The move follows research which has found that the Prime Minister is failing to charm women - especially middle-class white-collar workers - because they believe he does not understand their lives.
Focus groups of women held across the country have repeatedly found that Mr Blair is perceived to be "out of touch" and "remote" from ordinary people. Women have commented that he is "smarmy", has "no perception" of what their existence is like, and that they feel the Government is run by men for men.
The poll results will be worrying to the Prime Minister, who is acutely aware of the importance of female voters. Before the election, Mr Blair was said to have flattened his bouffant hairstyle as part of a concerted effort to build bridges with women. Labour prided itself on having closed the "gender gap" between male and female voters for the first time in 1997.
After winning power, the Prime Minister appointed a minister for women to sit at the Cabinet table in an attempt to prove his commitment to female voters since coming to power. The Government has also unveiled a series of "female-friendly" policies, including the National Childcare Strategy and the extension of maternity leave. Baroness Jay, the current minister for women, as well as Leader of the Lords, recently relaunched the "Women's Unit" - now based in the Cabinet Office - with a high-profile call for more role models for teenage girls.

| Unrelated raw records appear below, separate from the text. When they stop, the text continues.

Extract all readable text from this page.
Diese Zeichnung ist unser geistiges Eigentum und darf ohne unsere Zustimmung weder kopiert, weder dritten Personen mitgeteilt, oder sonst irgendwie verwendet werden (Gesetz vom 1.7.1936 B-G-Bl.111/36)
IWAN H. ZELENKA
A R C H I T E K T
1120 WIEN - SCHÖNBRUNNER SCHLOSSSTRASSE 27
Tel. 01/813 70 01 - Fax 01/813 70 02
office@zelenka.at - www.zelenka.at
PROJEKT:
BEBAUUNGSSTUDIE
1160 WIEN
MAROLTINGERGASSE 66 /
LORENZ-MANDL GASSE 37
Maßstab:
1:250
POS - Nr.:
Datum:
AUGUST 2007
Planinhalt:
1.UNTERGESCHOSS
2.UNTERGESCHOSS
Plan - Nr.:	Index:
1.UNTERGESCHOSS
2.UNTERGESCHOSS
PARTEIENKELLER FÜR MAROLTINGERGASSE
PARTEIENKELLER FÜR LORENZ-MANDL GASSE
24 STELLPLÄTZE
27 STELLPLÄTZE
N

However, Downing Street has been warned that these initiatives have done nothing to repair Mr Blair's relative unpopularity with women. Although the Prime Minister retains high poll results across the population, female voters complain that they do not like the "laddishness" of the New Labour administration - exemplified by the football-loving culture of the new establishment. They have also criticised the literature and leaflets produced by the Government, saying they seem aimed more at men than women.
Baroness Jay and Tessa Jowell will next week launch a campaign to get women more involved in the process of government. They are planning to hold public meetings around the country to ask women, particularly those who would not normally get involved in politics, what they would like the Government to do on issues such as health and education. They are also planning to send postcards out through women's magazines, such as Chat and Marie Claire, which will allow readers to send in their ideas to the Government.
The women's unit is planning to publish the results of polls, conducted by the Government's so-called "People's Panel", about the priorities of female voters. However, Labour is unlikely to make public the results of focus groups about Mr Blair's personal standing.